Macksen Luiz, JB Online
RIO - A Cia dos Atores, uma das poucas permanentes do Rio, comemora 20 anos com uma série de montagens dirigidas, a maior parte delas, pelos próprios atores. Numa seqüência de espetáculos, que se apresenta até dezembro, em salas do Espaço Sesc, os componentes desse inquieto grupo, capitaneado colaborativamente por Enrique Diaz, dirigem projetos pessoais , numa continuidade celebrativa de seu trabalho coletivo , em troca temporária de funções, definida como Auto-peças .
Esta semana podem ser assistidas Talvez, roteiro e atuação de Álamo Facó e direção de César Augusto, e Os vermes, adaptação do livro homônimo de Roberto Torero e Marcus Aurelius Pimenta e direção de Marcelo Valle.

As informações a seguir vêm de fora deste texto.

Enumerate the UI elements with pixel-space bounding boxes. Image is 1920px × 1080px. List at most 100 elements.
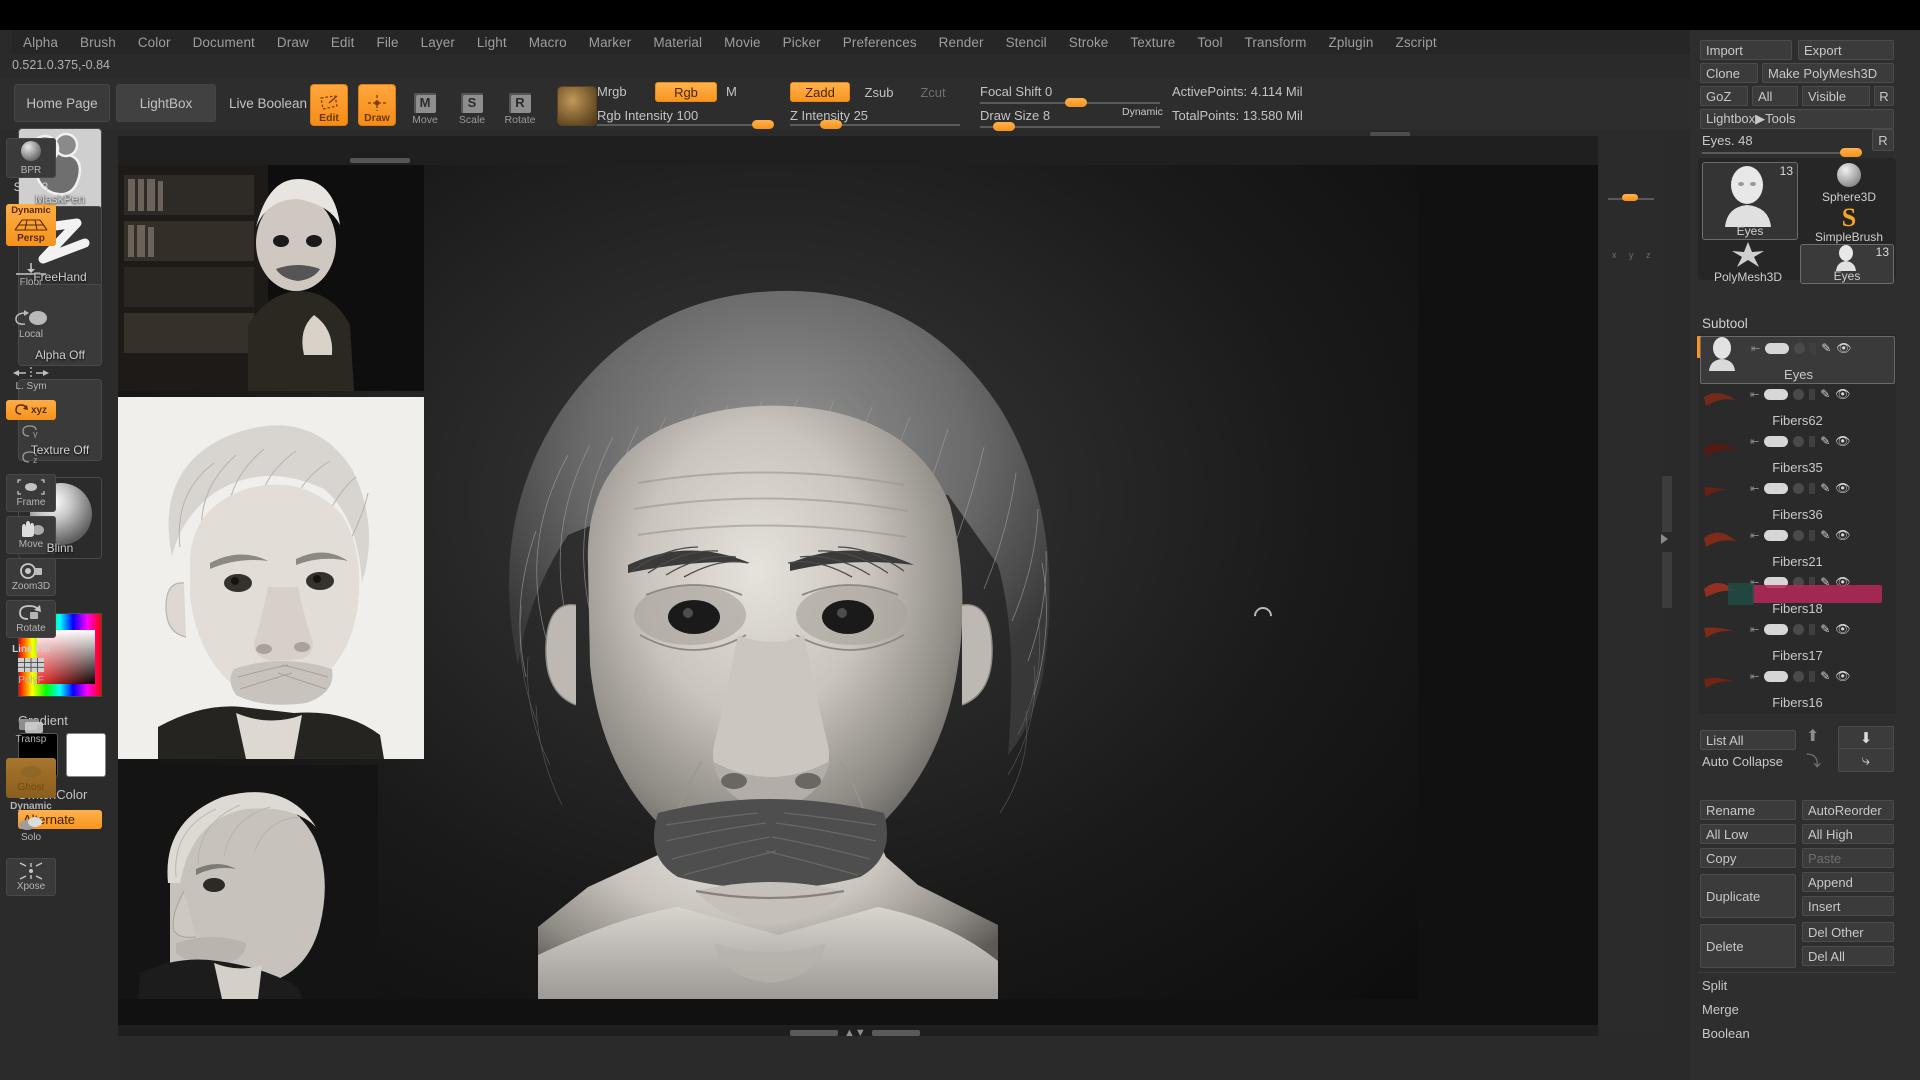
move-into-button[interactable]: ⤷ (1838, 748, 1894, 772)
rgb-intensity-knob[interactable] (752, 120, 774, 129)
focal-shift-slider[interactable]: Focal Shift 0 (980, 84, 1052, 99)
make-polymesh3d-button[interactable]: Make PolyMesh3D (1762, 63, 1894, 83)
subtool-sort-icon[interactable]: ⇤ (1750, 482, 1759, 495)
menu-item-texture[interactable]: Texture (1119, 33, 1186, 52)
subtool-mode-toggle[interactable] (1809, 435, 1816, 447)
subtool-row-fibers36[interactable]: ⇤ ✎ 👁 Fibers36 (1700, 477, 1895, 525)
menu-item-marker[interactable]: Marker (578, 33, 643, 52)
eyes-slider-label[interactable]: Eyes. 48 (1702, 133, 1753, 148)
list-all-button[interactable]: List All (1700, 730, 1796, 750)
subtool-visibility-toggle[interactable] (1764, 435, 1789, 447)
rename-button[interactable]: Rename (1700, 800, 1796, 820)
subtool-icon-row[interactable]: ⇤ ✎ 👁 (1750, 669, 1851, 683)
bpr-button[interactable]: BPR (6, 138, 56, 178)
subtool-mode-toggle[interactable] (1809, 388, 1816, 400)
menu-item-file[interactable]: File (365, 33, 409, 52)
zoom3d-button[interactable]: Zoom3D (6, 558, 56, 596)
subtool-paint-icon[interactable]: ✎ (1820, 622, 1830, 636)
solo-button[interactable]: Solo (6, 812, 56, 846)
polyframe-button[interactable]: PolyF (6, 655, 56, 687)
edit-mode-button[interactable]: Edit (310, 84, 348, 126)
goz-all-button[interactable]: All (1752, 86, 1798, 106)
subtool-sort-icon[interactable]: ⇤ (1750, 623, 1759, 636)
rotate-view-button[interactable]: Rotate (6, 600, 56, 638)
del-all-button[interactable]: Del All (1802, 946, 1894, 966)
menu-item-material[interactable]: Material (642, 33, 713, 52)
subtool-row-fibers62[interactable]: ⇤ ✎ 👁 Fibers62 (1700, 383, 1895, 431)
subtool-eye-icon[interactable]: 👁 (1836, 341, 1851, 355)
z-intensity-knob[interactable] (820, 120, 842, 129)
subtool-half-toggle[interactable] (1793, 435, 1805, 447)
dynamic-label[interactable]: Dynamic (1122, 106, 1163, 118)
subtool-eye-icon[interactable]: 👁 (1835, 387, 1850, 401)
menu-item-picker[interactable]: Picker (772, 33, 832, 52)
menu-item-tool[interactable]: Tool (1186, 33, 1233, 52)
menu-item-macro[interactable]: Macro (518, 33, 578, 52)
menu-item-transform[interactable]: Transform (1234, 33, 1318, 52)
menu-item-layer[interactable]: Layer (410, 33, 466, 52)
rotate-mode-button[interactable]: R Rotate (500, 84, 540, 126)
menu-item-edit[interactable]: Edit (320, 33, 366, 52)
subtool-visibility-toggle[interactable] (1764, 623, 1789, 635)
subtool-half-toggle[interactable] (1793, 529, 1805, 541)
subtool-icon-row[interactable]: ⇤ ✎ 👁 (1750, 481, 1851, 495)
subtool-half-toggle[interactable] (1793, 482, 1805, 494)
auto-collapse-button[interactable]: Auto Collapse (1702, 754, 1783, 769)
line-fill-button[interactable]: Line Fill (6, 643, 56, 655)
current-material-swatch[interactable] (557, 86, 597, 126)
dynamic-shelf-label[interactable]: Dynamic (6, 800, 56, 812)
rotate-y-button[interactable]: y (6, 424, 56, 438)
zsub-toggle[interactable]: Zsub (858, 82, 900, 102)
subtool-icon-row[interactable]: ⇤ ✎ 👁 (1750, 434, 1851, 448)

No monólogo de Facó, um homem se enclausura em seu apartamento à espera da volta improvável da mulher e, em processo crescente, vai aprofundando a sua distância do exterior, tendo o computador como o único e tênue elo com o mundo. O advérbio do título condiciona a certeza de uma constatação, que se apresenta como progressivo despregamento da realidade. Em encenação geométrica, em que os movimentos do ator se coordenam por projeções e imagens digitais, esse sufocamento existencial se mostra como asfixia definitiva.
O diretor conduz a montagem com simplicidade de meios e desenho bem demarcado, num traço fino que determina a ação, externa e interior. Álamo Facó assume a crescente dissociação do personagem numa mesma freqüência interpretativa, sem dramatismos ou tiques melodramáticos, dimensionando, assim, melhor as oscilações de sua angústia.
Já em Os vermes, o diretor Marcelo Valle demonstra identidade com o estilo dominante nas montagens da Cia dos Atores. Talvez essa tenha sido a melhor maneira de abordar o romance de origem, com seu paralelismo e metáforas, duplicação de personagens, imagens de opostos e atribuição de significados que se desmentem a cada situação. Nada fácil adaptar ao palco essa crítica a certa prática política e seu contraponto narrativo com a fisiologia intestinal.
A versão de Walter Daguerre e do diretor Marcelo Valle fragmenta o material inspirador, evidenciando o metafórico e conotando o paralelismo. Na agilidade e busca de ritmo que não deixe cair a atenção da platéia, o diretor revela maior empenho em valorizar as possibilidades do romance, bem maiores do que, verdadeiramente, possui. Nessa construção de carnavalesca anarquia, o elenco se distribui por esse ritual, superficialmente irreverente e explícito como demonstrativo.